For me the film's most powerful scene is after a bank robbery in which their next recruit, C.W. has stupidly parked the getaway car. The fleeing couple initially can't find the car then CW has trouble maneuvering out of his cramped parking space. As a result a bank employee (inexplicably) gets on their running board. Clyde shoots him in the face. The robbers escape the town and we next find them in movie theater watching Gold Diggers of 1933. Clyde is livid, berating their wheelman for his stupidity. CW is in tears. Bonnie shushes them only wanting to watch the picture. Clyde had to kill a man. CW is devastated by his mistake. Bonnie wants them to shut the hell up. On the screen Ginger Rogers is leading a rendition of "We're in the Money." Wow.


The price of fame for Bonnie and Clyde was an early death. It is a reality as stark and real as mortality itself. Bonnie and Clyde affect two miraculous escapes from the law, though Buck is killed and Blanche captured in the latter one. 

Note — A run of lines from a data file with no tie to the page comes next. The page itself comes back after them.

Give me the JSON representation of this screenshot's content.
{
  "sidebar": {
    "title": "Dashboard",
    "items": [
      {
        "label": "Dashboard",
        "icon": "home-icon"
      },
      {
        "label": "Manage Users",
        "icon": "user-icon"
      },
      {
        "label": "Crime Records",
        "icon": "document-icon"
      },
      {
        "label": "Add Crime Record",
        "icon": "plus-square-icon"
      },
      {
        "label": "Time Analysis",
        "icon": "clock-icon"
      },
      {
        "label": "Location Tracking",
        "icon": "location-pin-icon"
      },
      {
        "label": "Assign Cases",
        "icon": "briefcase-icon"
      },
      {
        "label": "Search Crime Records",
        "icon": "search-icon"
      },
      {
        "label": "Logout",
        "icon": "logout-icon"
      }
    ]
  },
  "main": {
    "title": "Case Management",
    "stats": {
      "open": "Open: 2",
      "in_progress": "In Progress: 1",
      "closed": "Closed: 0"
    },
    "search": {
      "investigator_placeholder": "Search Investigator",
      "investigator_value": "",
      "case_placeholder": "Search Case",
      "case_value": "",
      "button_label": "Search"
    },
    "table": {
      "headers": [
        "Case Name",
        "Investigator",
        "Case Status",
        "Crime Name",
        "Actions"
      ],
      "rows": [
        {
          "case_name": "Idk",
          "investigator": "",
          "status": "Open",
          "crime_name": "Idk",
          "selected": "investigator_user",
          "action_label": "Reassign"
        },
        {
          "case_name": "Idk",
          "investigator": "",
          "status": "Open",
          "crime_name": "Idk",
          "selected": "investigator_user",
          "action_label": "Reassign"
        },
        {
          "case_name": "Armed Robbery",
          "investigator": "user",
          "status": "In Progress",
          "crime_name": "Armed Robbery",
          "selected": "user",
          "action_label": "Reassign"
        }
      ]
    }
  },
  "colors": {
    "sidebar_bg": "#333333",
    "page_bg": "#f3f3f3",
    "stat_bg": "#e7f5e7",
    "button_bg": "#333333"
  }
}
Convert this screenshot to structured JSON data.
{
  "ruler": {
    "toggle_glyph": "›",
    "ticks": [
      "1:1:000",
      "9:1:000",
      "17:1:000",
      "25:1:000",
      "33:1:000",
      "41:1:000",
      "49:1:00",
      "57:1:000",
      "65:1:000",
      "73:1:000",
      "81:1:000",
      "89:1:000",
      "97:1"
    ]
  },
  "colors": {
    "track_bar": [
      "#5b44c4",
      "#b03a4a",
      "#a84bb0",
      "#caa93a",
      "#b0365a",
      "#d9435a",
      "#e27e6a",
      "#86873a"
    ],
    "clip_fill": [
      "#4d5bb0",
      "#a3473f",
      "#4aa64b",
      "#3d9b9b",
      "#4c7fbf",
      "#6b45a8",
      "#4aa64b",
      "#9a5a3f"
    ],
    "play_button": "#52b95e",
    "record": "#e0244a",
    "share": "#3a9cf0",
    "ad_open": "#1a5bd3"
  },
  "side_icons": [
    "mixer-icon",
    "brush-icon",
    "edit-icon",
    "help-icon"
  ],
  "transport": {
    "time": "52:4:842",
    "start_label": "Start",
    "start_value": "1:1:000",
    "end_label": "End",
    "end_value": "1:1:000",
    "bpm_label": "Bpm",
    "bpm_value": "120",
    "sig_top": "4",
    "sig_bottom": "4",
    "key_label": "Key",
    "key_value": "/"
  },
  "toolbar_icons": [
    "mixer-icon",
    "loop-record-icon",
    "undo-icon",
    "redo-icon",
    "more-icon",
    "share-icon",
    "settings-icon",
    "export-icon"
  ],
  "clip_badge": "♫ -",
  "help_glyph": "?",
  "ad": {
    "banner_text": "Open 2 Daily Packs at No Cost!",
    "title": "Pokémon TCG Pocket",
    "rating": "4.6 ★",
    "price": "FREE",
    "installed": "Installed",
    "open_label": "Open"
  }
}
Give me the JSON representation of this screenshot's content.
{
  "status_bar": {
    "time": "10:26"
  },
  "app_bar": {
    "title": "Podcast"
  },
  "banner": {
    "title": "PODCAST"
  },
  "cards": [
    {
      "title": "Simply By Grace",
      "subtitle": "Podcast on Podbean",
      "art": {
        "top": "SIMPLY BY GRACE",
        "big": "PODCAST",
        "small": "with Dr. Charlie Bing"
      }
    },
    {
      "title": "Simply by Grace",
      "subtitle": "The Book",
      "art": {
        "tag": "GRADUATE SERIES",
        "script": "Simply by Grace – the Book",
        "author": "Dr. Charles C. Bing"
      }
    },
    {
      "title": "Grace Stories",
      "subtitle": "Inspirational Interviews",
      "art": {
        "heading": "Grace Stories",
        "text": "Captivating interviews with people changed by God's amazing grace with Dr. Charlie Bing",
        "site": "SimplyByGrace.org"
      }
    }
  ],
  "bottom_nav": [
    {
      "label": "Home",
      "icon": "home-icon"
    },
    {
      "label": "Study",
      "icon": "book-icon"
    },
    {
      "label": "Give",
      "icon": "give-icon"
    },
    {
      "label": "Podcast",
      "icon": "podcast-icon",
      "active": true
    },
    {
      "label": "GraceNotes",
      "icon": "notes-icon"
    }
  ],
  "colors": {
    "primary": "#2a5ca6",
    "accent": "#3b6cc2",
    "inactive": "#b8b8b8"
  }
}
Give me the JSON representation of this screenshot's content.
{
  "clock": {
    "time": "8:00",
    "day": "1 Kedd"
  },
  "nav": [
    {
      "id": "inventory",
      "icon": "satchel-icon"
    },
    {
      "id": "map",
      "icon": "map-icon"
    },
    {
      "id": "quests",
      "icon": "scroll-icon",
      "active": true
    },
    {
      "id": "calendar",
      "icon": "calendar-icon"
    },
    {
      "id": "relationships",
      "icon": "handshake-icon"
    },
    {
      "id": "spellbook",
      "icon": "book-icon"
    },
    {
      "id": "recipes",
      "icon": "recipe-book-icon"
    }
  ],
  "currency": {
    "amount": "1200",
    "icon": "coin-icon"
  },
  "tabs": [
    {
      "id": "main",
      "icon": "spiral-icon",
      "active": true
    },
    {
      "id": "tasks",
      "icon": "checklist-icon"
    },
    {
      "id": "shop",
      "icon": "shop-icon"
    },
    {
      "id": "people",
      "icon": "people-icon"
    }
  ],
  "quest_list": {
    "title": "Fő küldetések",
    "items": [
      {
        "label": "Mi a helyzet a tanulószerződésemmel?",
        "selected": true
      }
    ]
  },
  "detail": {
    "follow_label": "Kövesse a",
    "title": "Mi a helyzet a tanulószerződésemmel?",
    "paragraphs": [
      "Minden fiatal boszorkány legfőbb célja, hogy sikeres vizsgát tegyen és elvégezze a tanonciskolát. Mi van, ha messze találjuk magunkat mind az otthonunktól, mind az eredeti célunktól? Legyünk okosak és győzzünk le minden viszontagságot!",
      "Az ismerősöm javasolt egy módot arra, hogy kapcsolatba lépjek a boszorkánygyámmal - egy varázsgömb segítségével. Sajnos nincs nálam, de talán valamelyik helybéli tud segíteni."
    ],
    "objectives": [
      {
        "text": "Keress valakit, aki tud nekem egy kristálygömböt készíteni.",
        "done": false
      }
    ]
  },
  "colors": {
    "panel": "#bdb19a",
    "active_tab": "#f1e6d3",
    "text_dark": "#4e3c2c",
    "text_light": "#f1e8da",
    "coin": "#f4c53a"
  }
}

But they were never clever enough to make a career of evading the law. These are not intelligent criminals. They share with common crooks the sad fate that it will all end badly -- probably sooner rather than later. Bonnie and Clyde had seemed special, mostly because they were a bank robbing couple. But they weren’t. The film is a fictionalized version of the real couple's adventures but it is very real in showing the ultimate cost of life of crime.


Cinematically they die in spectacular fashion, riddled with bullets in an almost operatic ending. There is a romance to it. Their deaths are quick and so excessively executed as to be pitied. They go out as anti-heroes. 


Shortly before meeting their fate Clyde was finally able to function in bed — though he needed reassurances from Bonnie that his performance was worthy of her. It was a consolation prize to two wasted lives as were their short-lived glory and the damn good bit of fun they had before reality caught up to them. Bonnie got out of that sad, dusty town. Be careful what you wish for.